Paesaggi, Bologna, Venezia, nature morte e figurativo
E’ una pittura d’atmosfera fatta di silenzi, giochi di luce e di ombre, con decise reminiscenze ottocentesche che si collocano nell’ambito del classicismo. Una pittura che predilige gli scorci suggestivi e gli angoli più tipici di Bologna o certe calli di Venezia dove luce ed acqua si fondono in chiarori.
I rii di Venezia da lui dipinti non esplodono con una vivacità di colori chiassosi: pacatamente distendono toni sommessi di un’atmosfera ventilata, dove nel cielo si stracciano lembi di nuvole leggere. Una lama di luce che fende il quadro e dona un pallido oro agli antichi muri scalcinati o una mensola barocca, il tonfo sordo di un remo sull’acqua sono i soli eventi della tranquillità delle sue Venezie.
Il suo amore per la natura ha prodotto opere dove si possono incontrare paesaggi immersi in un clima romantico, le nature morte in particolare i fiori dipinti donano pacate riflessioni, un entusiasmo che si sviluppa in un armonico assemblaggio di emozioni. Le sue rose donano sentimento e amore.
Una nota anche ai ritratti da lui dipinti dove espressioni divengono messaggio di vita, volti soffusi di delicato sentimento, si evidenziano efficaci proporzioni tecniche. Le scene di contenuto sacro sono le sospensioni spirituali e l’intensità delle reazioni di ricerca emotiva che portano il pittore nell’interno della personalità del soggetto raffigurato.
Tecniche usate: olio su tela a pennello e spatola, acquerello.
Laghetto in Val di Setta
La luce all’orizzonte del sole al tramonto mette in evidenza una nube che adombra la veduta, lasciando trapelare pochi raggi di luce riflessi con un bagliore intenso dalla superficie di uno specchio d’acqua. Pare che la penombra renda tristi gli arbusti intorno all’acqua, come avvertissero l’avvicinarsi dell’inverno.
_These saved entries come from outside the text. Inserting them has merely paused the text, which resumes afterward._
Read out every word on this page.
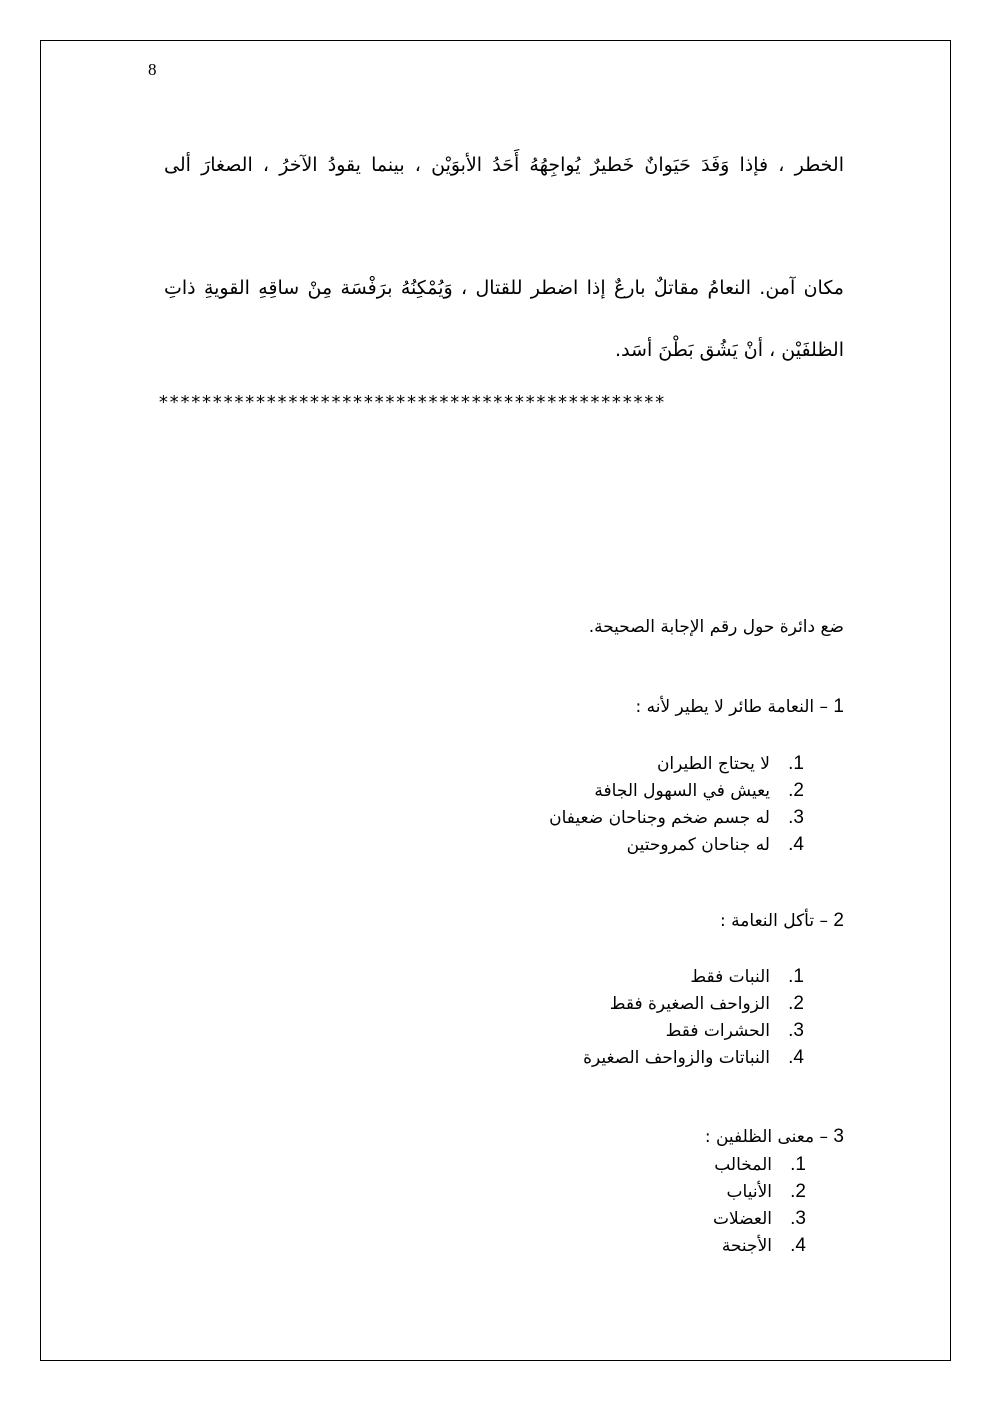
8
الخطر ، فإذا وَفَدَ حَيَوانٌ خَطيرٌ يُواجِهُهُ أَحَدُ الأبوَيْن ، بينما يقودُ الآخرُ ، الصغارَ ألى
مكان آمن. النعامُ مقاتلٌ بارعٌ إذا اضطر للقتال ، وَيُمْكِنُهُ برَفْسَة مِنْ ساقِهِ القويةِ ذاتِ
الظلفَيْن ، أنْ يَشُق بَطْنَ أسَد.
***********************************************
ضع دائرة حول رقم الإجابة الصحيحة.
1 – النعامة طائر لا يطير لأنه :
1.لا يحتاج الطيران
2.يعيش في السهول الجافة
3.له جسم ضخم وجناحان ضعيفان
4.له جناحان كمروحتين
2 – تأكل النعامة :
1.النبات فقط
2.الزواحف الصغيرة فقط
3.الحشرات فقط
4.النباتات والزواحف الصغيرة
3 – معنى الظلفين :
1.المخالب
2.الأنياب
3.العضلات
4.الأجنحة
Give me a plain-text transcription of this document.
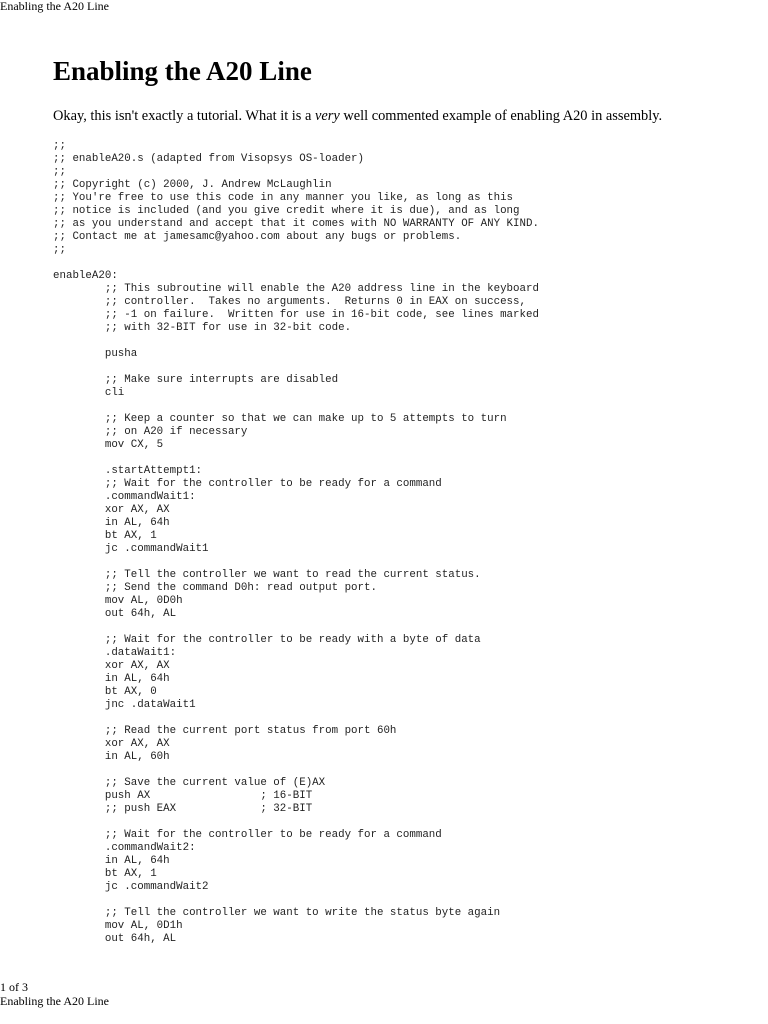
Enabling the A20 Line
Enabling the A20 Line

Okay, this isn't exactly a tutorial. What it is a very well commented example of enabling A20 in assembly.

;;
;; enableA20.s (adapted from Visopsys OS-loader)
;;
;; Copyright (c) 2000, J. Andrew McLaughlin
;; You're free to use this code in any manner you like, as long as this
;; notice is included (and you give credit where it is due), and as long
;; as you understand and accept that it comes with NO WARRANTY OF ANY KIND.
;; Contact me at jamesamc@yahoo.com about any bugs or problems.
;;

enableA20:
;; This subroutine will enable the A20 address line in the keyboard
;; controller.  Takes no arguments.  Returns 0 in EAX on success,
;; -1 on failure.  Written for use in 16-bit code, see lines marked
;; with 32-BIT for use in 32-bit code.

pusha

;; Make sure interrupts are disabled
cli

;; Keep a counter so that we can make up to 5 attempts to turn
;; on A20 if necessary
mov CX, 5

.startAttempt1:
;; Wait for the controller to be ready for a command
.commandWait1:
xor AX, AX
in AL, 64h
bt AX, 1
jc .commandWait1

;; Tell the controller we want to read the current status.
;; Send the command D0h: read output port.
mov AL, 0D0h
out 64h, AL

;; Wait for the controller to be ready with a byte of data
.dataWait1:
xor AX, AX
in AL, 64h
bt AX, 0
jnc .dataWait1

;; Read the current port status from port 60h
xor AX, AX
in AL, 60h

;; Save the current value of (E)AX
push AX                 ; 16-BIT
;; push EAX             ; 32-BIT

;; Wait for the controller to be ready for a command
.commandWait2:
in AL, 64h
bt AX, 1
jc .commandWait2

;; Tell the controller we want to write the status byte again
mov AL, 0D1h
out 64h, AL
1 of 3
Enabling the A20 Line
Però il riflesso vivido del laghetto consola e incoraggia le gracili piante ricordando loro che vi sarà il ritorno della forza vitale della natura, quando essa adornerà i loro teneri rami di freschi e giovani germogli, trasformati poi dal sole primaverile in altri rami e tante foglie.
Allora si può rammentare, ispirati dalle georgiche virgiliane: silvae canunt undique avibus, “et de altis arbustis assiduae cicadae” (le selve echeggiano per ogni dove del canto degli uccelli, “e degli alti arbusti cantano incessanti le cicale”).